Capriccio’s non-chronological sequence begins with the Third Piano Trio, possibly the easiest to digest. Commemorating the Mahler jubilee, it contrasts mainstream post-minimalist bustle with cooler elegiac sections inspired by the sentiments of ‘Ich bin der Welt abhanden gekommen’. Its predecessor, composed for the Haydn year of 2009, put me in mind of Shostakovich at his most foursquare and academic (qv works such as the Piano Quintet). Eventually Doderer pushes into Schnittke-land, thumpiness melting away before a sweetly innocent cadence. The First Trio (2002) is closer still to Shostakovich and yet more relentless in its repetitiousness – some Górecki pieces function in much the same way. The simple/simplistic ending is inconclusive. Things loosen up in the more extended Fourth Trio (2013), where Doderer’s late-Romantic models are allowed fuller rein; once again the music stops without resolution.

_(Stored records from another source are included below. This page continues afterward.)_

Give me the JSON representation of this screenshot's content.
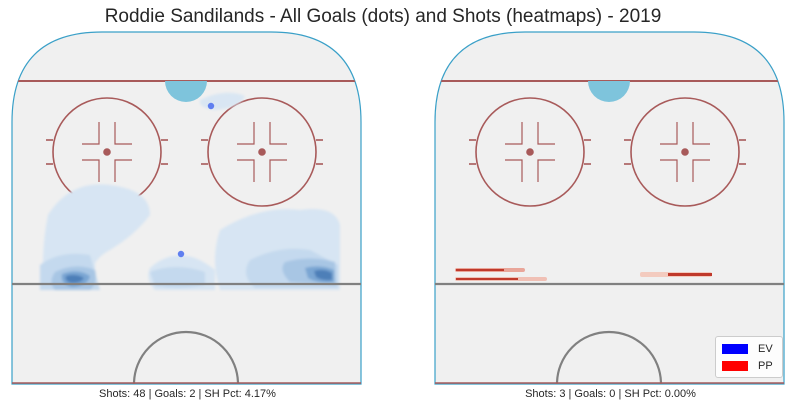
{
  "title": "Roddie Sandilands - All Goals (dots) and Shots (heatmaps) - 2019",
  "colors": {
    "ev": "#0000ff",
    "pp": "#ff0000",
    "rink_board": "#3aa0c8",
    "rink_ice": "#f0f0f0",
    "red_line": "#a85a5a",
    "crease": "#7ec4dc",
    "blue_line": "#808080"
  },
  "legend": [
    {
      "label": "EV",
      "color": "#0000ff"
    },
    {
      "label": "PP",
      "color": "#ff0000"
    }
  ],
  "chart_data": [
    {
      "type": "heatmap",
      "panel": "left",
      "strength": "EV",
      "caption": "Shots: 48 | Goals: 2 | SH Pct: 4.17%",
      "stats": {
        "shots": 48,
        "goals": 2,
        "sh_pct": 4.17
      },
      "goals": 2
    },
    {
      "type": "heatmap",
      "panel": "right",
      "strength": "PP",
      "caption": "Shots: 3 | Goals: 0 | SH Pct: 0.00%",
      "stats": {
        "shots": 3,
        "goals": 0,
        "sh_pct": 0.0
      },
      "goals": 0
    }
  ]
}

One or two over-strenuous passages notwithstanding, this is a committed, spontaneous-sounding outing for the Norwegian/Lithuanian Vilos Trio, which takes its name from the players’ home towns (Vilnius and Oslo). All three would appear to be right inside the idiom. I have not heard the rival account of Doderer’s Second Trio by the Haydn Trio Eisenstadt (Capriccio, 9/09) but that is presented as part of a multi-composer Haydn-themed commissioning project and hence a rather different proposition. Given the faithful and immediate quality of the sound, this unassuming collection is certainly worth trying.